The effect of topography on the initial condition sensitivity of a mesoscale model
June 23, 2003
Errors in NWP model forecasts are typically due to deficiencies in the model formulation, inaccuracies associated with the numerical integration techniques, and errors in the specification of initial conditions. This study investigates the latter of these three issues and, in particular, elucidates the errors in the initial conditions due to inadequate data resolution. In a basic sense, for the atmosphere to be adequately sampled at a given length scale, it is not always necessary to increase the number of samples throughout the entire domain. Increased sampling resolution has the greatest benefit in the regions where gradients in the atmospheric conditions exist. Targeted observation techniques attempt to take advantage of this fact by using additional observations to improve the initial analysis in the regions that will have the most impact on forecast accuracy (Emanuel et al. 1995). The result is an economical means to reduce initial condition error and improve forecast accuracy. It is well known that terrain can serve as a localized forcing mechanism in high-resolution models.

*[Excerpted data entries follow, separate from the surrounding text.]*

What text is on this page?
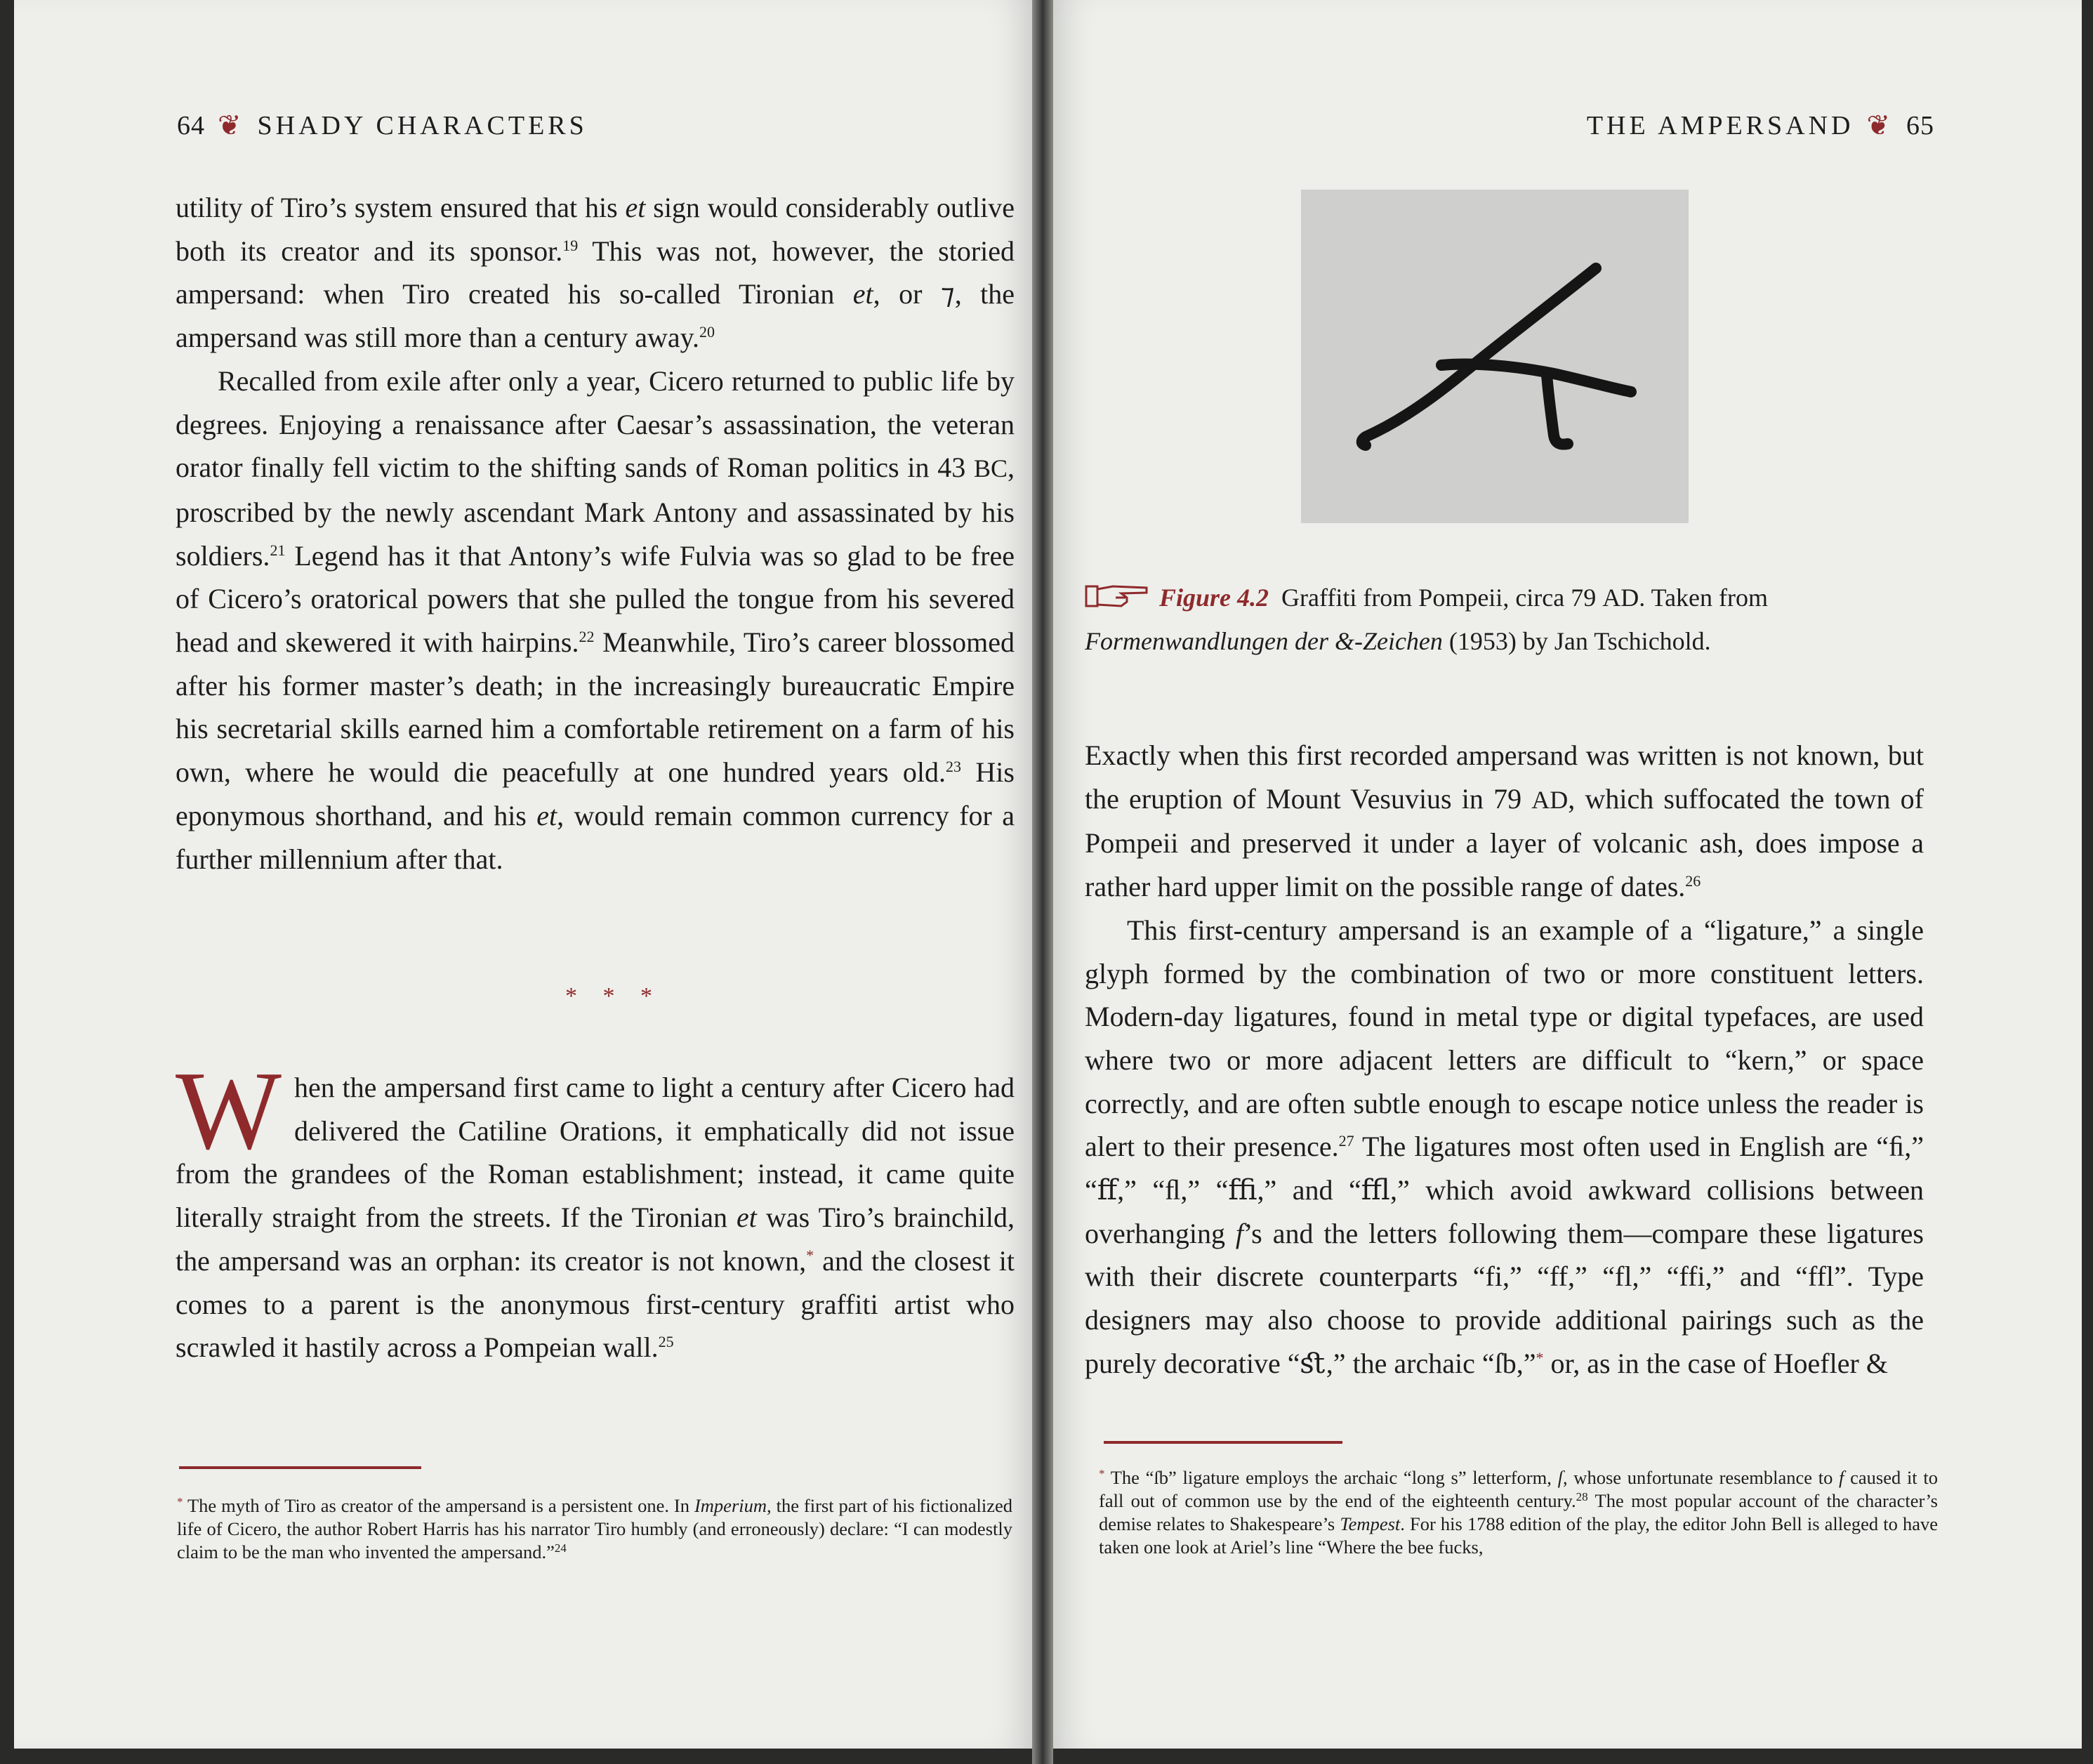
64 ❦ SHADY CHARACTERS

utility of Tiro’s system ensured that his et sign would considerably outlive both its creator and its sponsor.$^{19}$ This was not, however, the storied ampersand: when Tiro created his so-called Tironian et, or ⁊, the ampersand was still more than a century away.$^{20}$

Recalled from exile after only a year, Cicero returned to public life by degrees. Enjoying a renaissance after Caesar’s assassination, the veteran orator finally fell victim to the shifting sands of Roman politics in 43 BC, proscribed by the newly ascendant Mark Antony and assassinated by his soldiers.$^{21}$ Legend has it that Antony’s wife Fulvia was so glad to be free of Cicero’s oratorical powers that she pulled the tongue from his severed head and skewered it with hairpins.$^{22}$ Meanwhile, Tiro’s career blossomed after his former master’s death; in the increasingly bureaucratic Empire his secretarial skills earned him a comfortable retirement on a farm of his own, where he would die peacefully at one hundred years old.$^{23}$ His eponymous shorthand, and his et, would remain common currency for a further millennium after that.

* * *

When the ampersand first came to light a century after Cicero had delivered the Catiline Orations, it emphatically did not issue from the grandees of the Roman establishment; instead, it came quite literally straight from the streets. If the Tironian et was Tiro’s brainchild, the ampersand was an orphan: its creator is not known,* and the closest it comes to a parent is the anonymous first-century graffiti artist who scrawled it hastily across a Pompeian wall.$^{25}$

* The myth of Tiro as creator of the ampersand is a persistent one. In Imperium, the first part of his fictionalized life of Cicero, the author Robert Harris has his narrator Tiro humbly (and erroneously) declare: “I can modestly claim to be the man who invented the ampersand.”$^{24}$
THE AMPERSAND ❦ 65
Figure 4.2  Graffiti from Pompeii, circa 79 AD. Taken from
Formenwandlungen der &-Zeichen (1953) by Jan Tschichold.

Exactly when this first recorded ampersand was written is not known, but the eruption of Mount Vesuvius in 79 AD, which suffocated the town of Pompeii and preserved it under a layer of volcanic ash, does impose a rather hard upper limit on the possible range of dates.$^{26}$

This first-century ampersand is an example of a “ligature,” a single glyph formed by the combination of two or more constituent letters. Modern-day ligatures, found in metal type or digital typefaces, are used where two or more adjacent letters are difficult to “kern,” or space correctly, and are often subtle enough to escape notice unless the reader is alert to their presence.$^{27}$ The ligatures most often used in English are “ﬁ,” “ﬀ,” “ﬂ,” “ﬃ,” and “ﬄ,” which avoid awkward collisions between overhanging f’s and the letters following them—compare these ligatures with their discrete counterparts “fi,” “ff,” “fl,” “ffi,” and “ffl”. Type designers may also choose to provide additional pairings such as the purely decorative “ﬆ,” the archaic “ſb,”* or, as in the case of Hoefler &

* The “ſb” ligature employs the archaic “long s” letterform, ſ, whose unfortunate resemblance to f caused it to fall out of common use by the end of the eighteenth century.$^{28}$ The most popular account of the character’s demise relates to Shakespeare’s Tempest. For his 1788 edition of the play, the editor John Bell is alleged to have taken one look at Ariel’s line “Where the bee fucks,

In addition to acting as a forcing mechanism, variations in terrain can also create strong gradients in the atmospheric fields of models using terrain following vertical coordinates. It is reasonable to assume that if these gradients were better represented in the initial conditions, forecasts accuracies could improve. The present study examines the relationship between terrain variability and the sensitivity of a high-resolution wind forecast to errors in the initial conditions in these areas. The background behind this study and a brief description of the terrain and atmospheric characteristics of the cases used in the experiments are presented in section 2. Initial condition sensitivity analysis results from the fifth generation Pennsylvania State University (PSU), National Center for Atmospheric Research (NCAR) Mesoscale Model (MM5) adjoint and forward models are contained in sections 3 and 4. A summary of the results and conclusions are found in section 5.